“Cool!” said Valentine. I turned around and saw that she was trying on a black satin cat-eye eye mask. Then she took off the eye mask and said, “Oh my God, Franny, look!”
I looked and saw that she was pointing at a display of white cotton underpants. At first glance, they all appeared to be the same and very innocent-looking, almost like what Valentine and I used to wear when we were little girls, but then on the backs black cursive letters spelled out different words: Aime-Moi, Touche-Moi, Attache-Moi …
“Oh, I forgot you two speak French,” said Clover, with a twinkle. “Come along, girls.”
What Clover chose for me eventually was the Amour Baby-Doll in Wild Rose. It had tiers of chiffon and was trimmed in nude lace. I had never owned anything so exquisite in my entire life. The color was just right and reminded me of something Aunt Theo would choose.
For herself, Clover bought a pair of silk stockings, white, not black, with lace on top.
“Why can you get stockings and I can’t?” asked Valentine.
“Stockings come later,” said Clover.
“Later? Later when?”
“Later on in a woman’s life.”
“Oh my God,” squealed Valentine, “I can’t wait!”
10
Valentine’s Knee
For the next several days, there was no word from Julian, and poor Val looked like she was going to perish (Clover’s word) of waiting. This was what all the songs I loved meant about being in love being full of pain: just to look at Val’s face every night before we got into our twin beds. She looked sunk. And then when we turned off the lamp every night, I’d hear her let out this great big sorrowful sigh.
But then, the most wonderful thing! A surprise! A phone call. A real, what Clover called a proper, phone call, inviting her on a real, a proper date. Since Julian was a cellist, what he had in mind was a musical evening. He took Val to this place called Barge Music, just over the Brooklyn Bridge, where the orchestra played chamber music floating out there on a barge in the East River. They heard a Russian program, which was very emotional, Val said, telling Clover and me all about it later. Which was why when Julian took her out on the roof-deck during intermission and took her in his arms and kissed her all of a sudden, with a view of the whole skyline winking behind them, she just couldn’t resist.
I thought that Clover might object to this—Val letting herself be kissed on the first date. I thought back to how she had said, “Why not try to place something of a value on yourself, Valentine?”—a question that I’d been thinking about ever since then and planned to bring up with my friends back in San Francisco. So I was surprised when Clover exclaimed, “So you let him kiss you! How romantic.”
Val just had this silly melting look on her face and couldn’t even say anything. Now you know Val is ordinarily very talkative and opinionated, so that just shows you: love does extraordinary things to a woman.
Finally, she found her voice and admitted: “It wasn’t my first kiss, actually. But it was so romantic, it felt like it, you know? Like the beginning of something. There was this boy at music camp—well actually, there have been a couple of boys at music camp…” She blushed. But then as if she had gone too far, she explained: “All we did was make out.”
“Quite all right, Valentine,” said Clover smoothly.
But I was thinking I’d never been kissed yet, myself. There’d never been any “boys at music camp” for me.
And I can’t help but notice, the more time that Val spends with Julian, that she isn’t quite so interested in spying on that couple on the other roof-deck anymore. Maybe she doesn’t need to figure out what they were doing, now that she’s doing the same things herself: they don’t hold quite the same mystery anymore.
Now whenever Valentine has a date with Julian, Clover lets her upstairs to use her bathroom, Theo’s bathroom, to get ready. She emerges wearing light makeup—Clover insists on light makeup only—and smelling of lavender, and with this kind of glow.
Meanwhile, I still have to use the bathroom downstairs.
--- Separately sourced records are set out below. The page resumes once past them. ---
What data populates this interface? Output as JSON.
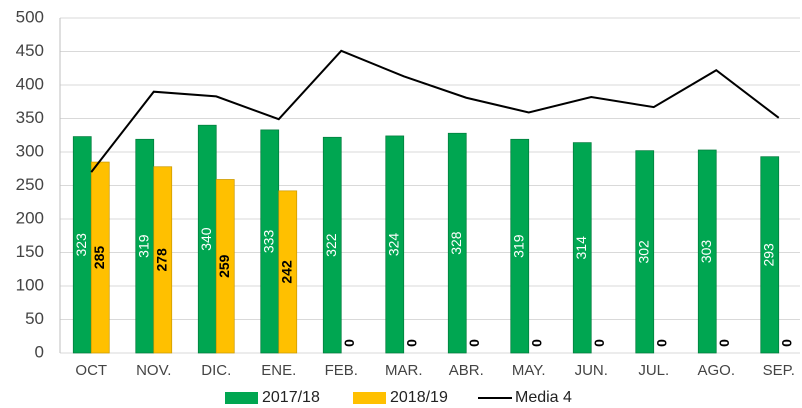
{
  "chart_data": {
    "type": "bar",
    "categories": [
      "OCT",
      "NOV.",
      "DIC.",
      "ENE.",
      "FEB.",
      "MAR.",
      "ABR.",
      "MAY.",
      "JUN.",
      "JUL.",
      "AGO.",
      "SEP."
    ],
    "series": [
      {
        "name": "2017/18",
        "color": "#00a651",
        "type": "bar",
        "values": [
          323,
          319,
          340,
          333,
          322,
          324,
          328,
          319,
          314,
          302,
          303,
          293
        ]
      },
      {
        "name": "2018/19",
        "color": "#ffc000",
        "type": "bar",
        "values": [
          285,
          278,
          259,
          242,
          0,
          0,
          0,
          0,
          0,
          0,
          0,
          0
        ]
      },
      {
        "name": "Media 4",
        "color": "#000000",
        "type": "line",
        "values": [
          270,
          390,
          383,
          349,
          451,
          413,
          381,
          359,
          382,
          367,
          422,
          351
        ]
      }
    ],
    "ylim": [
      0,
      500
    ],
    "yticks": [
      0,
      50,
      100,
      150,
      200,
      250,
      300,
      350,
      400,
      450,
      500
    ],
    "grid": true,
    "legend": "bottom"
  }
}
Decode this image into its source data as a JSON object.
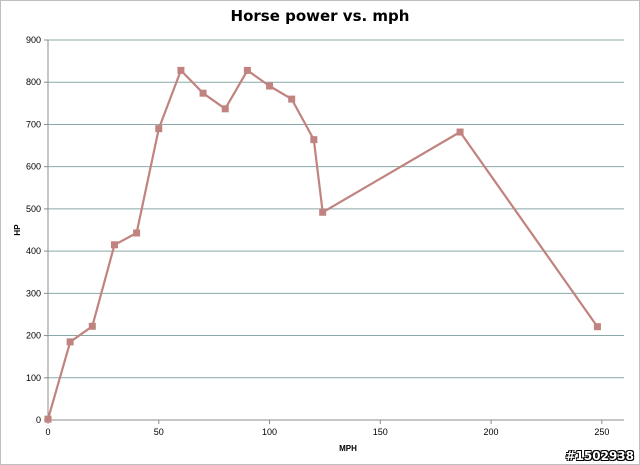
{
  "watermark": "#1502938",
  "chart_data": {
    "type": "line",
    "title": "Horse power vs. mph",
    "xlabel": "MPH",
    "ylabel": "HP",
    "xlim": [
      0,
      260
    ],
    "ylim": [
      0,
      900
    ],
    "xticks": [
      0,
      50,
      100,
      150,
      200,
      250
    ],
    "yticks": [
      0,
      100,
      200,
      300,
      400,
      500,
      600,
      700,
      800,
      900
    ],
    "grid": "horizontal",
    "legend": "none",
    "series": [
      {
        "color": "#c0837f",
        "marker": "square",
        "x": [
          0,
          10,
          20,
          30,
          40,
          50,
          60,
          70,
          80,
          90,
          100,
          110,
          120,
          124,
          186,
          248
        ],
        "y": [
          2,
          185,
          222,
          415,
          443,
          690,
          828,
          774,
          737,
          828,
          791,
          760,
          664,
          492,
          682,
          221
        ]
      }
    ],
    "colors": {
      "grid": "#8aa8a8",
      "axis": "#8c8c8c"
    }
  }
}
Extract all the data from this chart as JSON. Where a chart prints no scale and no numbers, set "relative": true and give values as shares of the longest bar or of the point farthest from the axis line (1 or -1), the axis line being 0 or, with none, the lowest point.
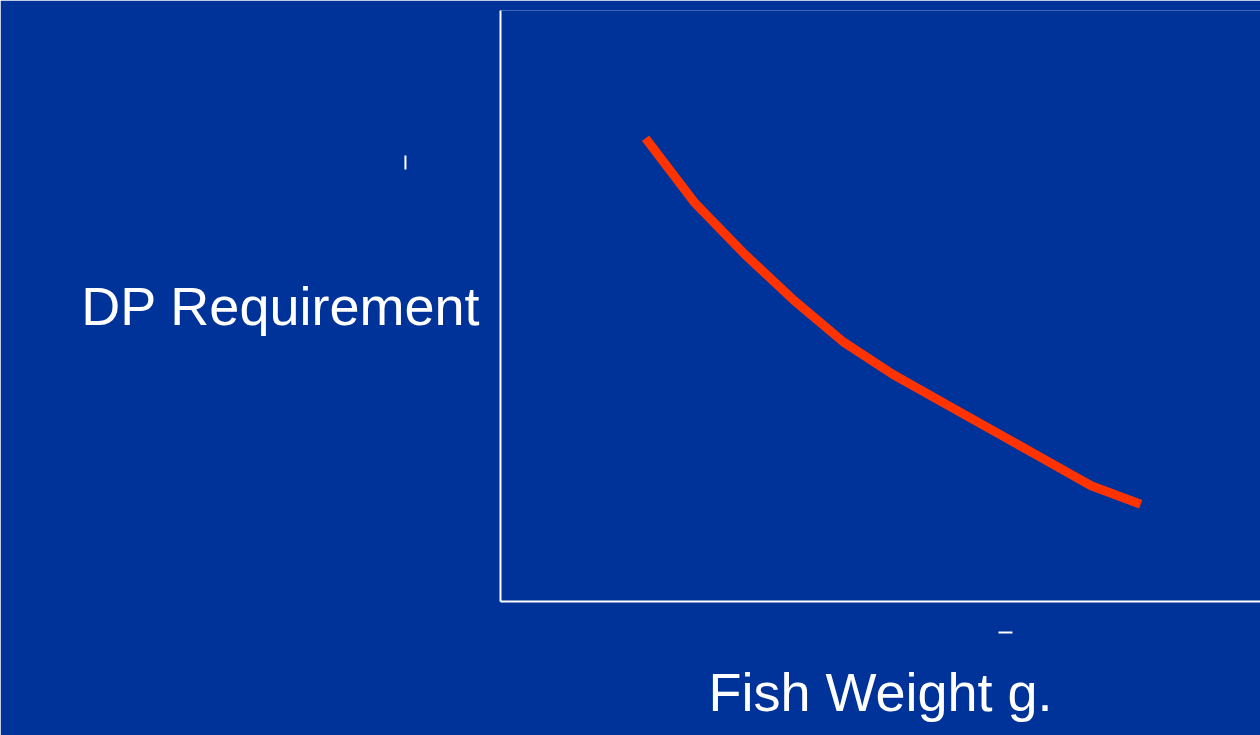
{
  "chart_data": {
    "type": "line",
    "relative": true,
    "xlabel": "Fish Weight g.",
    "ylabel": "DP Requirement",
    "categories": [
      null,
      null,
      null,
      null,
      null,
      null,
      null,
      null,
      null,
      null,
      null
    ],
    "series": [
      {
        "color": "#ff3300",
        "values": [
          1,
          0.86,
          0.75,
          0.65,
          0.56,
          0.49,
          0.43,
          0.37,
          0.31,
          0.25,
          0.21
        ]
      }
    ],
    "marker": "none",
    "line_style": "solid"
  }
}
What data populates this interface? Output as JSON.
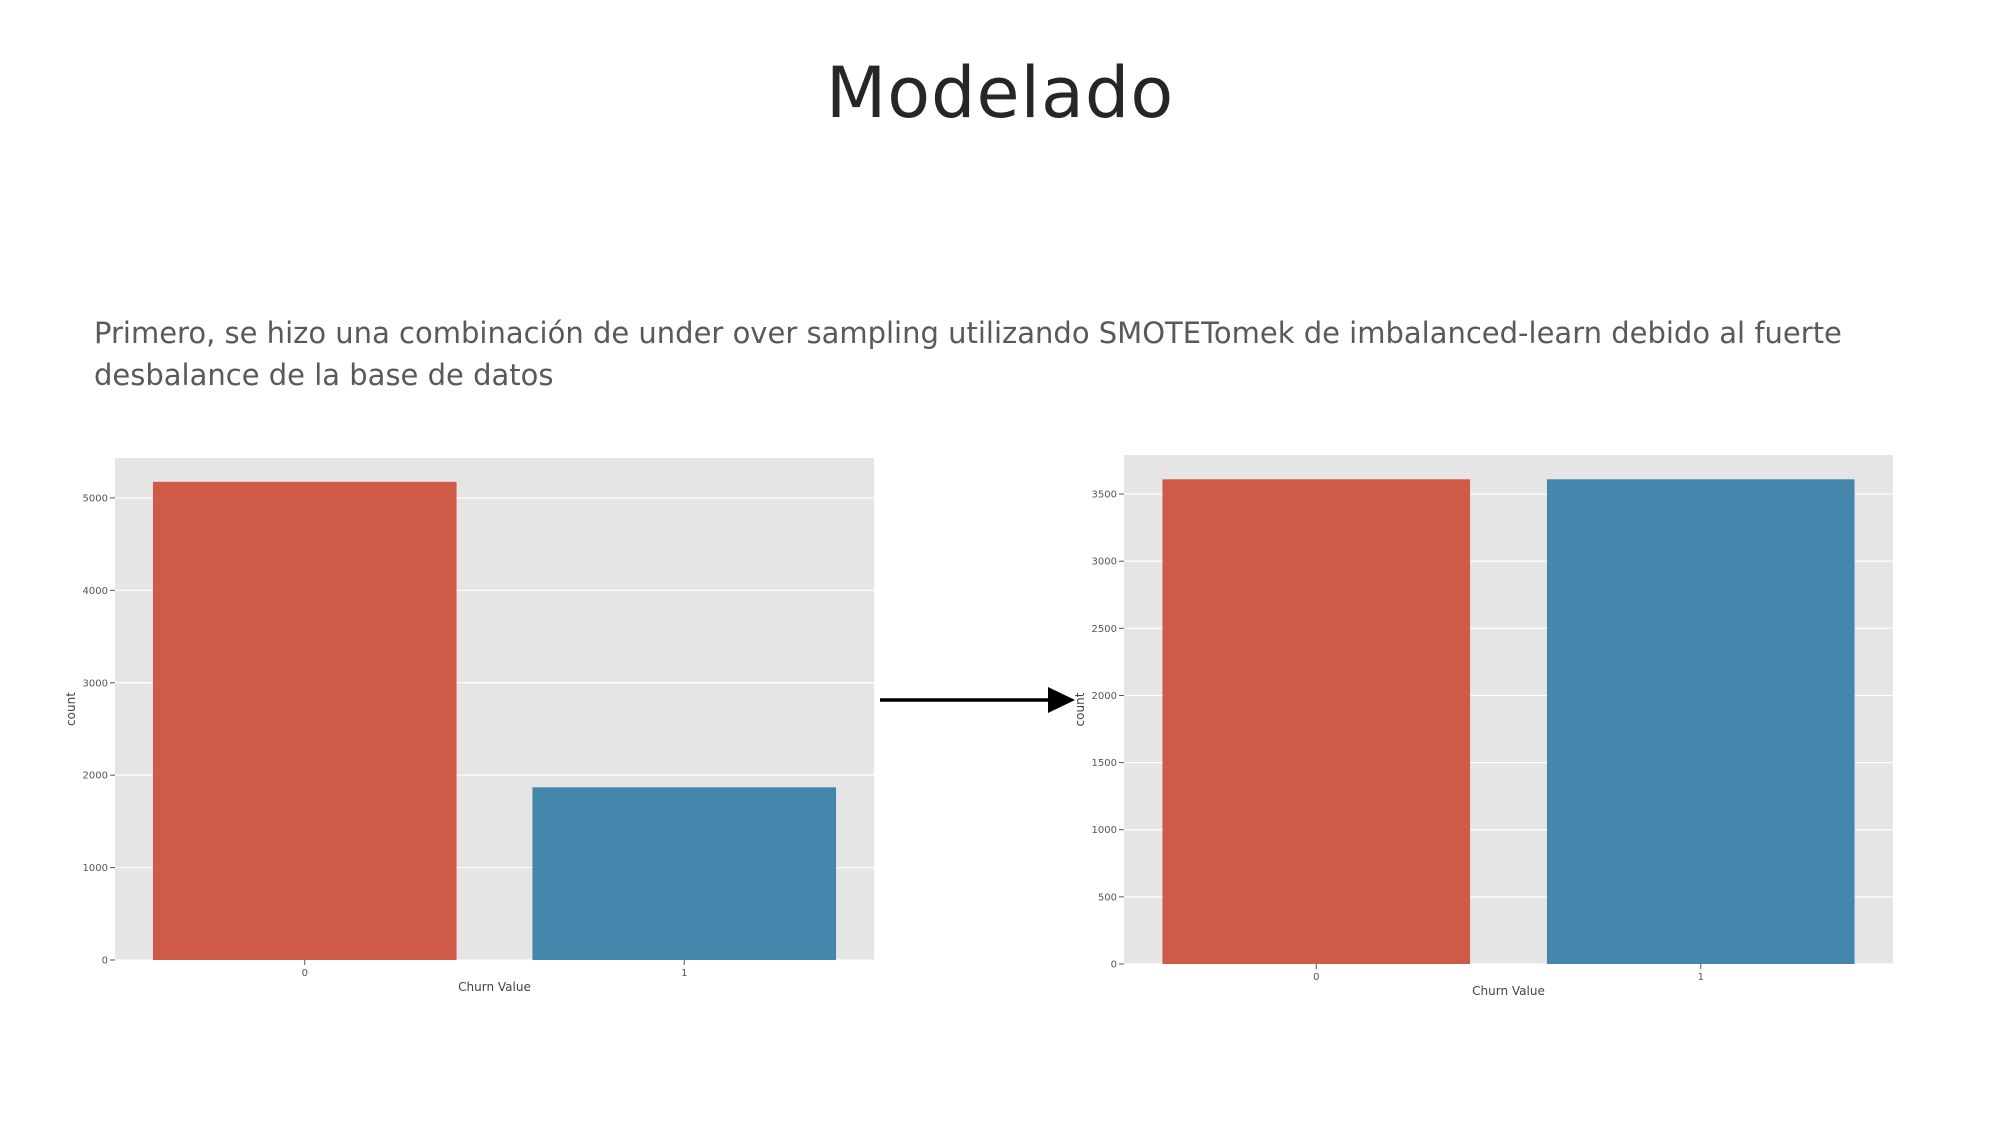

One night Clover was brushing Valentine’s hair out with a marble-backed Italian hairbrush in front of one of Theo’s antique mirrors.
“I once read,” she remarked, “that women’s hair is at its thickest at the age of fifteen. Your hair certainly is plenty thick. Do you think it’s true?”
“Oh, no,” Valentine said, in real despair. “But I’m seventeen already. Does that mean mine is thinning?”
Clover laughed as she gathered Valentine’s red curls up in a twist.
“There,” she announced.
When Valentine had gone, I asked Clover, “Why do you think that is?”
“What?”
“Why do you think they say women’s hair is the thickest at the age of fifteen?”
“Oh, I don’t know,” said Clover casually. “I suppose it must have something or other to do with youth.”